Government policies will be critical to the development and adoption of a portfolio of new technologies needed to abate global climate change. Widespread adoption of these new technologies—for electric power generation, transportation, industry, and consumer products—is required in any major effort to reduce the greenhouse gas (GHG) emissions that contribute to climate change. However, technological change on an economy-wide scale cannot happen overnight. Well-crafted government policies in both the short and long term will be instrumental in encouraging more rapid development, deployment, and diffusion of climate change mitigation technologies,1 and will be essential complements to environmental policies that set limits on GHG emissions—such as a GHG cap-and-trade program. Implementing these policies in the near term is essential for creating an environment in which technological innovation can thrive and contribute to GHG reductions. The United States—a global leader in innovation—is well placed to lead such technological change and hence enjoy benefits in terms of global competitiveness in new energy and other GHG mitigation technologies.

Private firms tend to under-invest in technology development, making government policy for technological innovation necessary. This under-investment occurs because environmental externalities (such as climate change) are undervalued. In addition, firms that invest in technology innovation cannot retain all of the benefits of their expenditures because the knowledge that they gain “spills over” to competing firms. As a result, although most innovations come from private firms, government policies of many types influence the rate and direction of technological change.

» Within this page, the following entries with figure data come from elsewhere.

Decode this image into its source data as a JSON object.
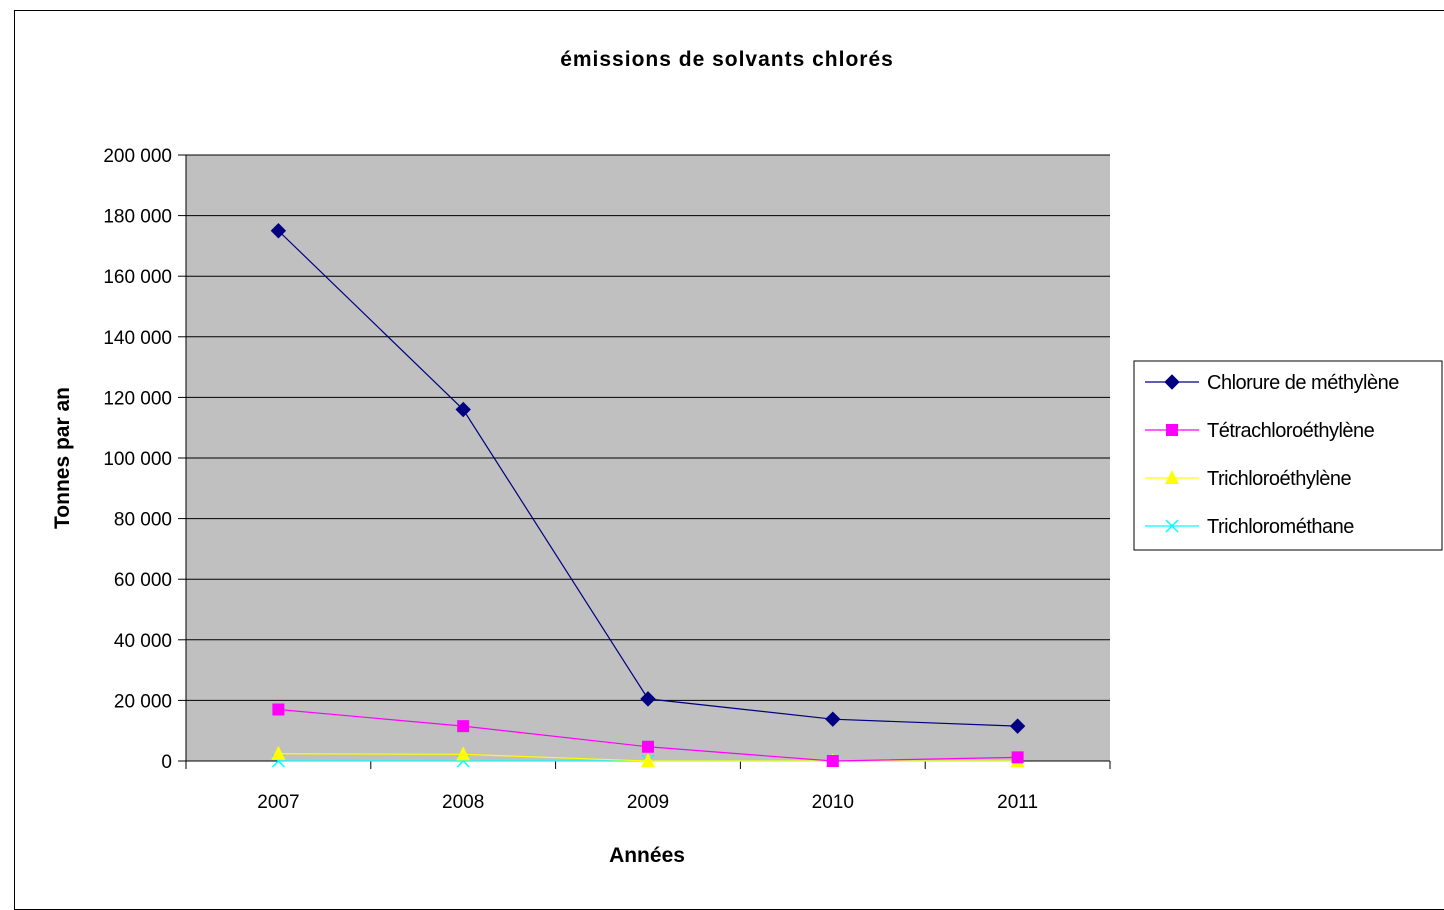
{
  "chart_data": {
    "type": "line",
    "title": "émissions de solvants chlorés",
    "xlabel": "Années",
    "ylabel": "Tonnes par an",
    "categories": [
      "2007",
      "2008",
      "2009",
      "2010",
      "2011"
    ],
    "ylim": [
      0,
      200000
    ],
    "yticks": [
      0,
      20000,
      40000,
      60000,
      80000,
      100000,
      120000,
      140000,
      160000,
      180000,
      200000
    ],
    "ytick_labels": [
      "0",
      "20 000",
      "40 000",
      "60 000",
      "80 000",
      "100 000",
      "120 000",
      "140 000",
      "160 000",
      "180 000",
      "200 000"
    ],
    "grid": true,
    "plot_background": "#c0c0c0",
    "legend_position": "right",
    "series": [
      {
        "name": "Chlorure de méthylène",
        "color": "#000080",
        "marker": "diamond",
        "values": [
          175000,
          116000,
          20500,
          13800,
          11500
        ]
      },
      {
        "name": "Tétrachloroéthylène",
        "color": "#ff00ff",
        "marker": "square",
        "values": [
          17000,
          11500,
          4700,
          0,
          1200
        ]
      },
      {
        "name": "Trichloroéthylène",
        "color": "#ffff00",
        "marker": "triangle",
        "values": [
          2400,
          2200,
          0,
          0,
          0
        ]
      },
      {
        "name": "Trichlorométhane",
        "color": "#00ffff",
        "marker": "x",
        "values": [
          0,
          0,
          0,
          0,
          0
        ]
      }
    ]
  }
}
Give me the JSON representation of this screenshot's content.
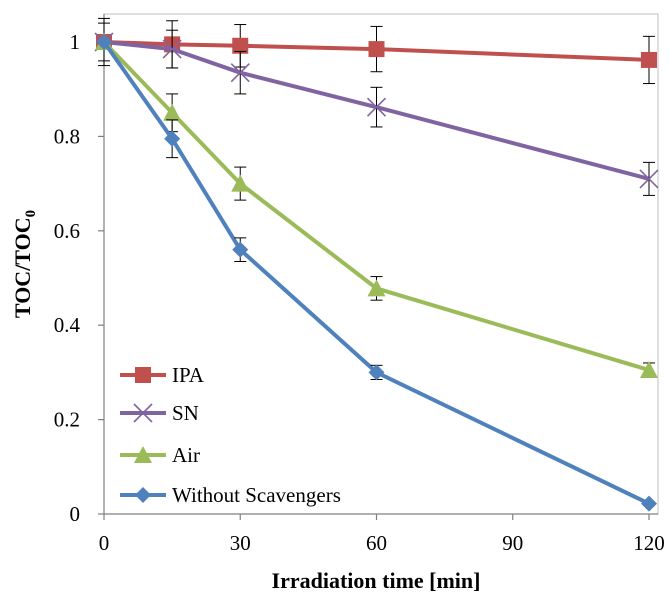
{
  "chart_data": {
    "type": "line",
    "xlabel": "Irradiation time [min]",
    "ylabel_main": "TOC/TOC",
    "ylabel_sub": "0",
    "xlim": [
      0,
      120
    ],
    "ylim": [
      0,
      1.05
    ],
    "xticks": [
      0,
      30,
      60,
      90,
      120
    ],
    "xtick_labels": [
      "0",
      "30",
      "60",
      "90",
      "120"
    ],
    "yticks": [
      0,
      0.2,
      0.4,
      0.6,
      0.8,
      1.0
    ],
    "ytick_labels": [
      "0",
      "0.2",
      "0.4",
      "0.6",
      "0.8",
      "1"
    ],
    "grid": false,
    "legend_position": "bottom-left",
    "series": [
      {
        "name": "IPA",
        "color": "#c0504d",
        "marker": "square",
        "x": [
          0,
          15,
          30,
          60,
          120
        ],
        "y": [
          1.0,
          0.995,
          0.992,
          0.985,
          0.962
        ],
        "error": [
          0.05,
          0.05,
          0.045,
          0.048,
          0.05
        ]
      },
      {
        "name": "SN",
        "color": "#8064a2",
        "marker": "x",
        "x": [
          0,
          15,
          30,
          60,
          120
        ],
        "y": [
          1.0,
          0.985,
          0.935,
          0.862,
          0.71
        ],
        "error": [
          0.04,
          0.04,
          0.045,
          0.042,
          0.035
        ]
      },
      {
        "name": "Air",
        "color": "#9bbb59",
        "marker": "triangle",
        "x": [
          0,
          15,
          30,
          60,
          120
        ],
        "y": [
          1.0,
          0.85,
          0.7,
          0.478,
          0.305
        ],
        "error": [
          0.0,
          0.04,
          0.035,
          0.025,
          0.015
        ]
      },
      {
        "name": "Without Scavengers",
        "color": "#4f81bd",
        "marker": "diamond",
        "x": [
          0,
          15,
          30,
          60,
          120
        ],
        "y": [
          1.0,
          0.795,
          0.56,
          0.3,
          0.022
        ],
        "error": [
          0.0,
          0.04,
          0.025,
          0.015,
          0.0
        ]
      }
    ]
  }
}
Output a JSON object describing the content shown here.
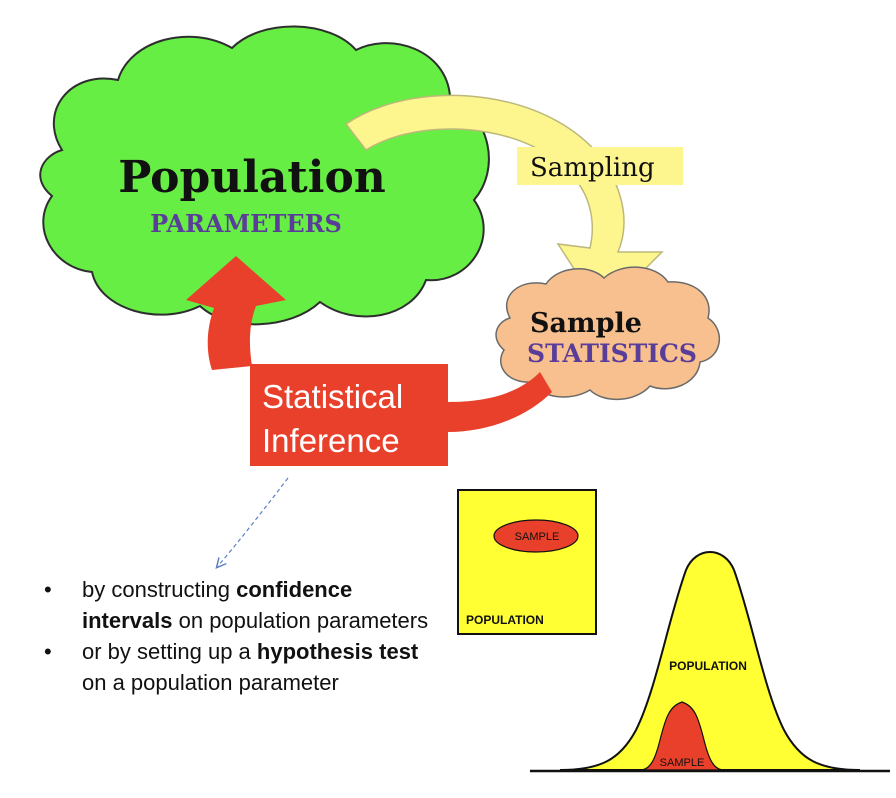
{
  "population": {
    "title": "Population",
    "subtitle": "PARAMETERS"
  },
  "sampling": {
    "label": "Sampling"
  },
  "sample": {
    "title": "Sample",
    "subtitle": "STATISTICS"
  },
  "inference": {
    "line1": "Statistical",
    "line2": "Inference"
  },
  "bullets": [
    {
      "pre": "by constructing ",
      "bold1": "confidence intervals",
      "mid": " on population parameters",
      "bold2": "",
      "post": ""
    },
    {
      "pre": "or by setting up a ",
      "bold1": "hypothesis test",
      "mid": " on a population parameter",
      "bold2": "",
      "post": ""
    }
  ],
  "box_diagram": {
    "sample_label": "SAMPLE",
    "population_label": "POPULATION"
  },
  "curve_diagram": {
    "population_label": "POPULATION",
    "sample_label": "SAMPLE"
  },
  "colors": {
    "population_cloud": "#66ee44",
    "sample_cloud": "#f7c08e",
    "sampling_arrow": "#fdf58e",
    "inference": "#e8402a",
    "subtitle_text": "#5a3d99",
    "yellow_fill": "#ffff33",
    "red_fill": "#e8402a"
  }
}
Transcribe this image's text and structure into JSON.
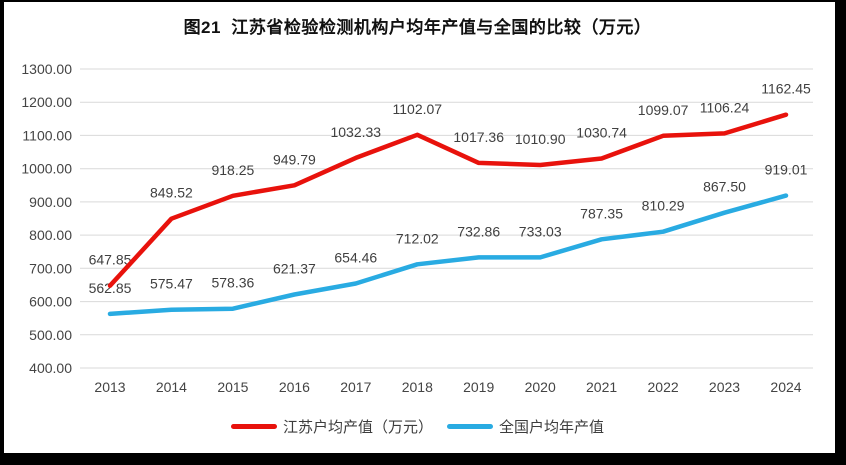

Global research and development (R&D) funding trends indicate that both governments and private firms are under-investing in energy technology R&D. In the United States, federal government energy technology R&D budgets declined 74 percent between 1980 and 1996 (from $5 billion to $1.3 billion), and were accompanied by declines in private sector investments.2 Similar funding declines have occurred throughout the industrialized world.3  Because the United States is a global leader in R&D, the nation’s under-investment in energy technology R&D has particularly disturbing implications for global efforts to address climate change. The research, development, and diffusion of new technologies necessary to address climate change will require coordination between the public and private sectors, and across nations.

This brief summarizes the role of technological change in GHG mitigation strategies, provides a taxonomy of technology policies, and gleans lessons learned from U.S. technology and innovation policies. It concludes with policy insights for spurring technological innovation in the effort to address climate change.